Morre Jesse Jackson, o herdeiro político de Martin Luther King Jr.

Líder dos direitos civis e ex-candidato à presidência dos EUA, Rev. Jesse Jackson falece aos 84 anos. Relembre o legado do homem que "construiu pontes". Confira.

Por Redação North News-
3 Min

Scott Stewart

O reverendo Jesse L. Jackson, protegido de Martin Luther King Jr. e duas vezes candidato à presidência dos EUA, faleceu nesta terça-feira, aos 84 anos. Jackson foi a voz que sustentou o Movimento pelos Direitos Civis por décadas após o assassinato de King.

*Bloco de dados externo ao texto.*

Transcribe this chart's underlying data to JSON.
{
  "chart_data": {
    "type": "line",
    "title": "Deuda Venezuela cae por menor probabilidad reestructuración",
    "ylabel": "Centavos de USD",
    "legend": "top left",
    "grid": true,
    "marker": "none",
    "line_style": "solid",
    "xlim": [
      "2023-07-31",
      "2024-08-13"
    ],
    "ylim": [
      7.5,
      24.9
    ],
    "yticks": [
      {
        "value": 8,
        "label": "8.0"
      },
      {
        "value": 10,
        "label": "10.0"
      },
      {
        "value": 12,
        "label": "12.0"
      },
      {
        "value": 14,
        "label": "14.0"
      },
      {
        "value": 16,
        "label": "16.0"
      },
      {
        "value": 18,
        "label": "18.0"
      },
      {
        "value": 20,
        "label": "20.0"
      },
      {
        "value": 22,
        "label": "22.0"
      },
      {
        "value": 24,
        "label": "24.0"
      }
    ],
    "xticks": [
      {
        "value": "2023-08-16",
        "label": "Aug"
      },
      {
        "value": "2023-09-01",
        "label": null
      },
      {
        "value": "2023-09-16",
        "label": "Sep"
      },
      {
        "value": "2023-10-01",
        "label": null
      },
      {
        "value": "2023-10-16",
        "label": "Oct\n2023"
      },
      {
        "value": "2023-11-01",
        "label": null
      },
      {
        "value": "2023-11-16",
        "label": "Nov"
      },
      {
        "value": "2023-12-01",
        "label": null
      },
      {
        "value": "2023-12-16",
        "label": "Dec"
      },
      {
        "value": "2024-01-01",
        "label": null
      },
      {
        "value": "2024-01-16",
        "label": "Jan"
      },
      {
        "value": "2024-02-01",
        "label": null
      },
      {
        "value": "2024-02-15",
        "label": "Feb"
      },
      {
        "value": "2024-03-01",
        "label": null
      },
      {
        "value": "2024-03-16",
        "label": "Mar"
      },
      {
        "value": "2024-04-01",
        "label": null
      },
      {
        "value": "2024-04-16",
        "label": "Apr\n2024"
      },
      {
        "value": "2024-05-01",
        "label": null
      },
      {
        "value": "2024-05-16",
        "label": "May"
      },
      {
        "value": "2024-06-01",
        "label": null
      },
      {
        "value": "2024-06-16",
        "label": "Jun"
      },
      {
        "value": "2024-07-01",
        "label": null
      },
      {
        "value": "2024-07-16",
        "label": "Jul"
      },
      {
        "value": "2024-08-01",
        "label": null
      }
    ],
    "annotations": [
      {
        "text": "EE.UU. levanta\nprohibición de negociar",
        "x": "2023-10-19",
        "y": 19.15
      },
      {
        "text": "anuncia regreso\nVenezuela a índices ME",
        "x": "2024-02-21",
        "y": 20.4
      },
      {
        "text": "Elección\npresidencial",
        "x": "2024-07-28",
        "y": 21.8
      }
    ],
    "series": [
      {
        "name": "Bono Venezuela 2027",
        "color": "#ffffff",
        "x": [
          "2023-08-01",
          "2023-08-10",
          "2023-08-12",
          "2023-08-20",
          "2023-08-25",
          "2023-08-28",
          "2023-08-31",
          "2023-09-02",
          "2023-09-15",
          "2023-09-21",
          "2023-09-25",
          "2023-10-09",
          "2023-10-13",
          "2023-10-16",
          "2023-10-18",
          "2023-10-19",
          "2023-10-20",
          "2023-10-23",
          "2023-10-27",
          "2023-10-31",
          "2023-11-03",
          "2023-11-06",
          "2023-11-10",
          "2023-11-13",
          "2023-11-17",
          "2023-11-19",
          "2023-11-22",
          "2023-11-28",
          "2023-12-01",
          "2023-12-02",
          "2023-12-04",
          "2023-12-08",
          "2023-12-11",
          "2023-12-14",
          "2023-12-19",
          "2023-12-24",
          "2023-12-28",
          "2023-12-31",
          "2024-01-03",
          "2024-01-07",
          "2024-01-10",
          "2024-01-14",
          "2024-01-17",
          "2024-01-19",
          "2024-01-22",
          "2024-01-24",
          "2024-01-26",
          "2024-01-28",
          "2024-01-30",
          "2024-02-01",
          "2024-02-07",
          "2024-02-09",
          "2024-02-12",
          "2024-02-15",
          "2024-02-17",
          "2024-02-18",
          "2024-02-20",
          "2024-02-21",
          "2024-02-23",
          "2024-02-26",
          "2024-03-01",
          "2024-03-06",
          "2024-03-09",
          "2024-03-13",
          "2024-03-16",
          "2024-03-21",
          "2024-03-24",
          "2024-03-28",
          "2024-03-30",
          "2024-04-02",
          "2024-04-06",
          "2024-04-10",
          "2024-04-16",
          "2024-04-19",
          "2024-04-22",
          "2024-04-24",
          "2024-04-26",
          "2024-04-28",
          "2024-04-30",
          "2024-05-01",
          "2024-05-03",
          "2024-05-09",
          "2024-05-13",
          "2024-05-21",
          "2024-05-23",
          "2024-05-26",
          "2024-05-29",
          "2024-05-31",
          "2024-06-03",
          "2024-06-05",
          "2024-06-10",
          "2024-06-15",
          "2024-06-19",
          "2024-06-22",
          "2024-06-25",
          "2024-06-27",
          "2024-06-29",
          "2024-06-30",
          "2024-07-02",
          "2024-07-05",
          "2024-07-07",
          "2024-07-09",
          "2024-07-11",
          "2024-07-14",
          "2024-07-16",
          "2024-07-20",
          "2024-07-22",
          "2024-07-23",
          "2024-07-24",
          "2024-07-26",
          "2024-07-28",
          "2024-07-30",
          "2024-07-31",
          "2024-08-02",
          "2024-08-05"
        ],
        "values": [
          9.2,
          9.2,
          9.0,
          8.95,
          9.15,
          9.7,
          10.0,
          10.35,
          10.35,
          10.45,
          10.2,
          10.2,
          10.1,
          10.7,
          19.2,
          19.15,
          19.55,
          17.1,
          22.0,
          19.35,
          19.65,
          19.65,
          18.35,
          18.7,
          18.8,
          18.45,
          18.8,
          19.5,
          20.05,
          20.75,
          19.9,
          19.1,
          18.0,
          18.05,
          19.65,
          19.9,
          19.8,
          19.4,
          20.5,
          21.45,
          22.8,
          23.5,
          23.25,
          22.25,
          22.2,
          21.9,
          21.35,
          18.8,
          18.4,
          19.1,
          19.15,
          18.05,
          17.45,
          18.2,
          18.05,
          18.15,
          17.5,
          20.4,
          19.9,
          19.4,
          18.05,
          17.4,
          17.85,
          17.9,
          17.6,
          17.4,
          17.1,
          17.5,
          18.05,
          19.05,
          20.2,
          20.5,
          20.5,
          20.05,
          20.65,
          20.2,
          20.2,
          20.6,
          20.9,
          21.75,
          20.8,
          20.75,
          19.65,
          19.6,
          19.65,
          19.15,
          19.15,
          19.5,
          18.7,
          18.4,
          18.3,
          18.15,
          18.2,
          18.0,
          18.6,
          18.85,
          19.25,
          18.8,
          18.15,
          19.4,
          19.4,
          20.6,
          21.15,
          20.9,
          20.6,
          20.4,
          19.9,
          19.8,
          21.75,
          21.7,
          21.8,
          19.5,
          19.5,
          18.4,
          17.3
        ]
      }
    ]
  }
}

A confirmação veio de sua filha, Santita Jackson, que informou que o pai partiu em paz em sua residência em Chicago, cercado pela família. "Nosso pai foi um líder servidor — não apenas para nós, mas para os oprimidos e esquecidos ao redor do mundo", declarou a família em nota oficial.

O Herdeiro de um Legado

A trajetória de Jackson no epicentro da história americana começou cedo. Em 1968, como um jovem organizador, ele estava no Lorraine Motel, em Memphis, momentos antes de Martin Luther King Jr. ser baleado. Após a tragédia, Jackson posicionou-se como o sucessor natural do líder, dedicando a vida a causas como o direito ao voto, igualdade no trabalho, educação e saúde para minorias.

Através de sua coalizão Rainbow/PUSH, ele levou o orgulho negro e a busca pela autodeterminação para dentro das salas de reuniões de grandes corporações, pressionando executivos a tornar a sociedade americana mais equitativa. Seu famoso lema, "Eu sou Alguém" (I am Somebody), tornou-se um hino de dignidade para pobres e marginalizados de todas as cores.

Quebrando Barreiras Políticas

Embora nunca tenha chegado à Casa Branca, Jackson mudou o jogo político. Suas campanhas presidenciais em 1984 e 1988 (onde venceu 13 primárias democratas) pavimentaram o caminho para que, anos mais tarde, Barack Obama pudesse se tornar presidente. Jackson também foi uma figura diplomática de peso, negociando a libertação de prisioneiros americanos na Síria, Iraque e Iugoslávia.

Luta até o Fim

Mesmo enfrentando graves problemas de saúde nos últimos anos, incluindo uma rara doença neurológica (paralisia supranuclear progressiva) que comprometeu sua fala e movimentos, Jackson nunca se aposentou do ativismo. Ele esteve presente nos protestos do movimento Black Lives Matter e, em 2024, apareceu na Convenção Nacional Democrata e em reuniões para apoiar o cessar-fogo na guerra entre Israel e Hamas.

Luzes e Sombras

Como toda figura pública de grande impacto, Jackson teve críticos. Alguns o acusavam de buscar excessivamente os holofotes. Houve também controvérsias sobre o uso de termos ofensivos no passado e questionamentos sobre os detalhes exatos do momento da morte de King. No entanto, sua influência é inegável.

Em uma de suas últimas entrevistas, ele resumiu sua missão: "Parte do nosso trabalho foi derrubar muros e construir pontes. Às vezes, ao derrubar muros, você se fere com os escombros, mas o objetivo é abrir espaço para que os que vêm atrás de você possam correr."